To Spencer Smith, Esq. now secretary of the embassy, his lordship writes in a similar strain—“I have read, with pleasure, all that has passed in Egypt, between Bonaparte, Kleber, and the Grand Vizier; and I send Lord Elgin some very important papers, which will shew their very deplorable situation: but I cannot bring myself to believe they would entirely quit Egypt; and, if they would, I never would consent to one of them returning to the continent of Europe during the war. I wish them to perish in Egypt; and give a great lesson to the world, of the justice of the Almighty.”

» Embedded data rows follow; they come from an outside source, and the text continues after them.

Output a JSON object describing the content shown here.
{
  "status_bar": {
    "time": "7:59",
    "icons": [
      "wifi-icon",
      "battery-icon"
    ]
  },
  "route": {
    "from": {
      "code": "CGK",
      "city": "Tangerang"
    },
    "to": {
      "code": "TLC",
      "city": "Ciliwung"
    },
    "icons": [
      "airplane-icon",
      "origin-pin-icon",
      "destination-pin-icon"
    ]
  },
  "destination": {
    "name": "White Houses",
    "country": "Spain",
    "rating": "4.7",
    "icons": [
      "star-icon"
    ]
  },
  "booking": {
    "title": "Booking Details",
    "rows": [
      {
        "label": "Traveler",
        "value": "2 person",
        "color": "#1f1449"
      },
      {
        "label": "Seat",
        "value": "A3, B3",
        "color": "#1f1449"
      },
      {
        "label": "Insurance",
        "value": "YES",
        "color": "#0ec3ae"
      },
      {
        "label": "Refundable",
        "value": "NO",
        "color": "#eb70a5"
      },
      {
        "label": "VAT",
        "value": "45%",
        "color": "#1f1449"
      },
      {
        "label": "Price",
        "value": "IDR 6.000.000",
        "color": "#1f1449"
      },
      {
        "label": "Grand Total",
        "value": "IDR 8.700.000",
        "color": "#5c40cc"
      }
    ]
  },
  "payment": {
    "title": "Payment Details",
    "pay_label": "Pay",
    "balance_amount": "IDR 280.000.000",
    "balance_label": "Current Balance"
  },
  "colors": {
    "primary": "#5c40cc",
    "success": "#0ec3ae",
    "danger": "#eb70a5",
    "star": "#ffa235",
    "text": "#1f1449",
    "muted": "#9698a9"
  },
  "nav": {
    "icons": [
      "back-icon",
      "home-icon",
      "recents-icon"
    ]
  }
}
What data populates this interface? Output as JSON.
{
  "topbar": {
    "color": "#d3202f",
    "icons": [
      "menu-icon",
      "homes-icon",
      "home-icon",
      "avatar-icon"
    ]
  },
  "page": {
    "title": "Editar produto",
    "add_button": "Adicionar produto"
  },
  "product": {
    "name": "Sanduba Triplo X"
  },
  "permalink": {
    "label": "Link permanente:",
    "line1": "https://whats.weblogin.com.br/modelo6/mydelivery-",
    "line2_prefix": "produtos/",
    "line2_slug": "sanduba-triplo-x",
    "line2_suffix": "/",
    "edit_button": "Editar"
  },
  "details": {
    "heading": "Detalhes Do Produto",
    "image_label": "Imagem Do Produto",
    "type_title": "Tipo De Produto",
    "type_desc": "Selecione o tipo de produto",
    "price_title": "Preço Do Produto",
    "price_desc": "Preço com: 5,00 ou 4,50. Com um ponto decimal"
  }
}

On the 23d of December, his lordship received information from Sir Thomas Troubridge, that the Culloden, in going into the Bay of Marsa Scirocco, in the Island of Malta, to land cannon, ammunition, &c. from Messina, for the siege, had struck on a rock, and was greatly damaged. The rudder, and great part of the false keel, were carried away; and the rudder would have been lost, but for Sir Thomas’s timely exertion in getting a hawser reeved through it. The pintles were all broken; and the ship was steered to the anchorage, with the sails, in a safe but leaky state. In answer to his friend Troubridge, respecting this unfortunate accident, Lord Nelson says—“Your resources never fail; and you would contrive something, I dare say, if the ship’s bottom was knocked out.”